= Peter Francis Hylebos =

Biography of a prominent Catholic priest from the 1800s

Peter Francis Hylebos (December 29, 1848 – November 28, 1918) was a Catholic priest who established schools and hospitals in Tacoma, Washington, and advocated for Chinese immigrants during the Tacoma riot of 1885.

Born in 1848 and educated at the University of Louvain, Hylebos left Belgium in 1870 to begin his missionary work in the Pacific Northwest. He led the founding of several Catholic institutions in Tacoma, Washington, including St. Leo Church, St Joseph's Hospital, and St. George’s Indian School. He became a prominent figure in the area, with notable appearances including delivering an address at the groundbreaking ceremony of the Alaska-Yukon-Pacific Exposition.

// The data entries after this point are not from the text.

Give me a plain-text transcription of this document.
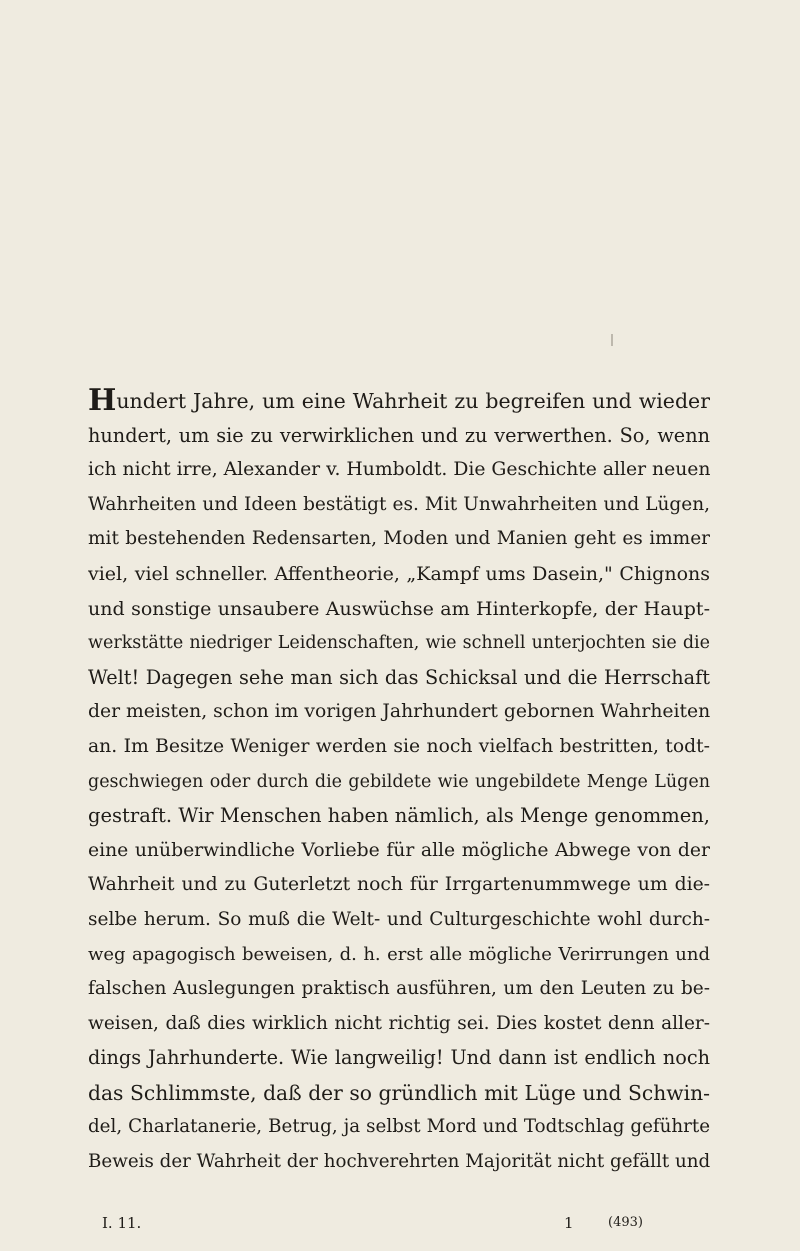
Hundert Jahre, um eine Wahrheit zu begreifen und wieder
hundert, um sie zu verwirklichen und zu verwerthen. So, wenn
ich nicht irre, Alexander v. Humboldt. Die Geschichte aller neuen
Wahrheiten und Ideen bestätigt es. Mit Unwahrheiten und Lügen,
mit bestehenden Redensarten, Moden und Manien geht es immer
viel, viel schneller. Affentheorie, „Kampf ums Dasein," Chignons
und sonstige unsaubere Auswüchse am Hinterkopfe, der Haupt-
werkstätte niedriger Leidenschaften, wie schnell unterjochten sie die
Welt! Dagegen sehe man sich das Schicksal und die Herrschaft
der meisten, schon im vorigen Jahrhundert gebornen Wahrheiten
an. Im Besitze Weniger werden sie noch vielfach bestritten, todt-
geschwiegen oder durch die gebildete wie ungebildete Menge Lügen
gestraft. Wir Menschen haben nämlich, als Menge genommen,
eine unüberwindliche Vorliebe für alle mögliche Abwege von der
Wahrheit und zu Guterletzt noch für Irrgartenummwege um die-
selbe herum. So muß die Welt- und Culturgeschichte wohl durch-
weg apagogisch beweisen, d. h. erst alle mögliche Verirrungen und
falschen Auslegungen praktisch ausführen, um den Leuten zu be-
weisen, daß dies wirklich nicht richtig sei. Dies kostet denn aller-
dings Jahrhunderte. Wie langweilig! Und dann ist endlich noch
das Schlimmste, daß der so gründlich mit Lüge und Schwin-
del, Charlatanerie, Betrug, ja selbst Mord und Todtschlag geführte
Beweis der Wahrheit der hochverehrten Majorität nicht gefällt und
I. 11.	1	(493)
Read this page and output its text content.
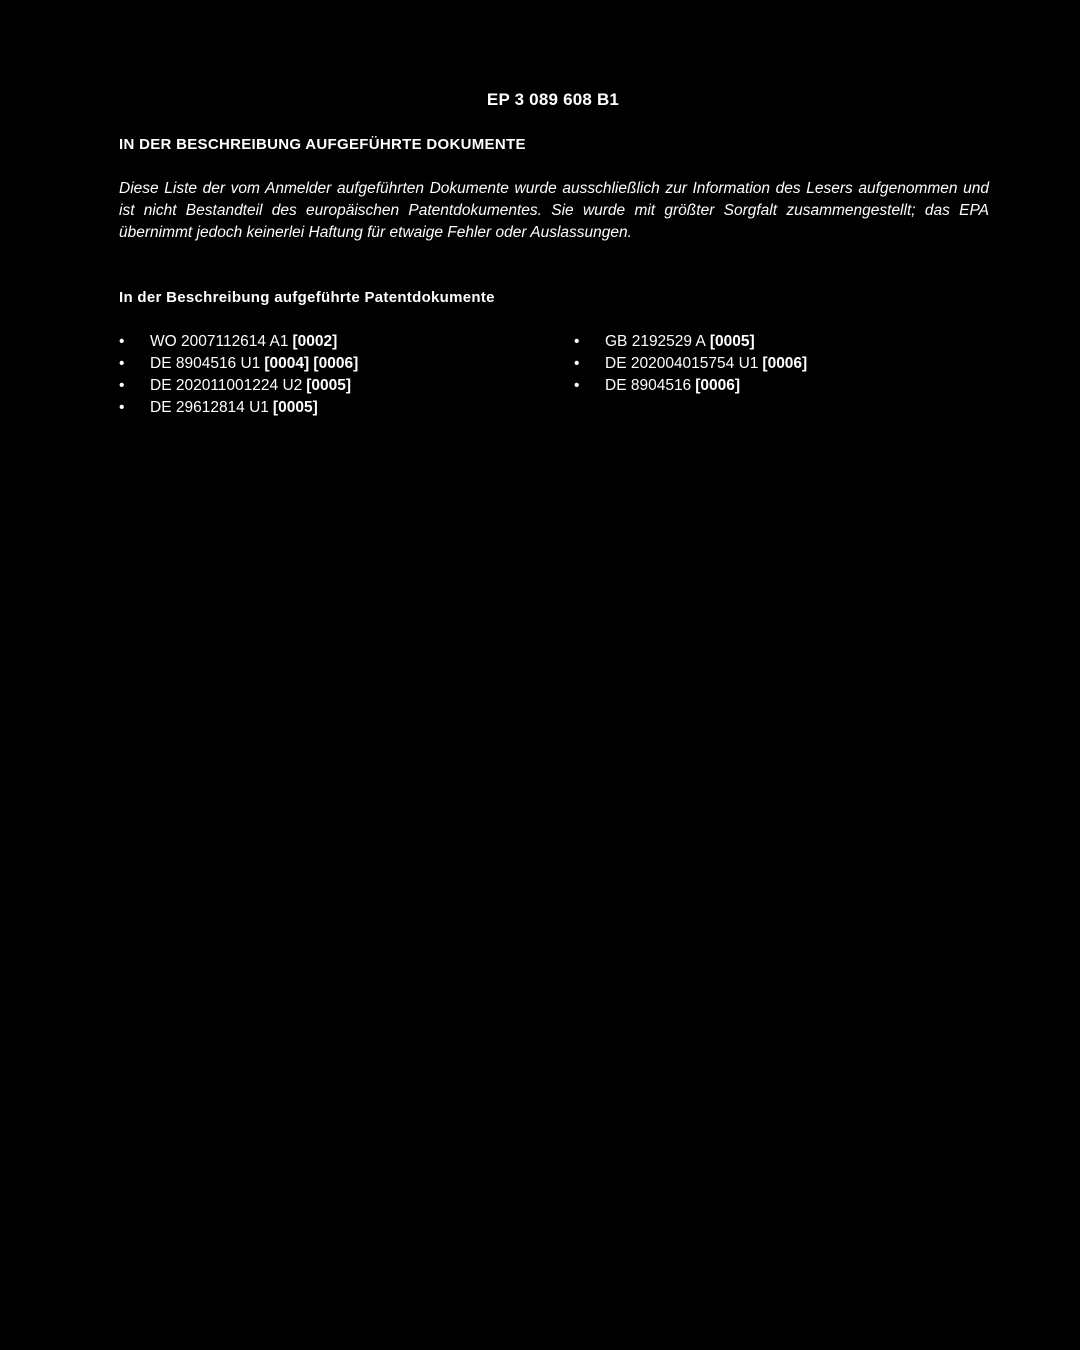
EP 3 089 608 B1
IN DER BESCHREIBUNG AUFGEFÜHRTE DOKUMENTE
Diese Liste der vom Anmelder aufgeführten Dokumente wurde ausschließlich zur Information des Lesers aufgenommen und ist nicht Bestandteil des europäischen Patentdokumentes. Sie wurde mit größter Sorgfalt zusammengestellt; das EPA übernimmt jedoch keinerlei Haftung für etwaige Fehler oder Auslassungen.
In der Beschreibung aufgeführte Patentdokumente
•	WO 2007112614 A1 [0002]
•	DE 8904516 U1 [0004] [0006]
•	DE 202011001224 U2 [0005]
•	DE 29612814 U1 [0005]
•	GB 2192529 A [0005]
•	DE 202004015754 U1 [0006]
•	DE 8904516 [0006]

During the Chinese expulsion of 1885, Hylebos spoke on behalf of Chinese immigrants and attempted to prevent loss of life and property. Hylebos's efforts were commemorated in the 2023 opera Tacoma Method created by Gregory Youtz and Zhang Er, which documents the riot.

Hylebos died of the Spanish flu in 1918 and is buried in Tacoma’s Calvary Cemetery. Hylebos Creek, a stream near Tacoma, is named after him.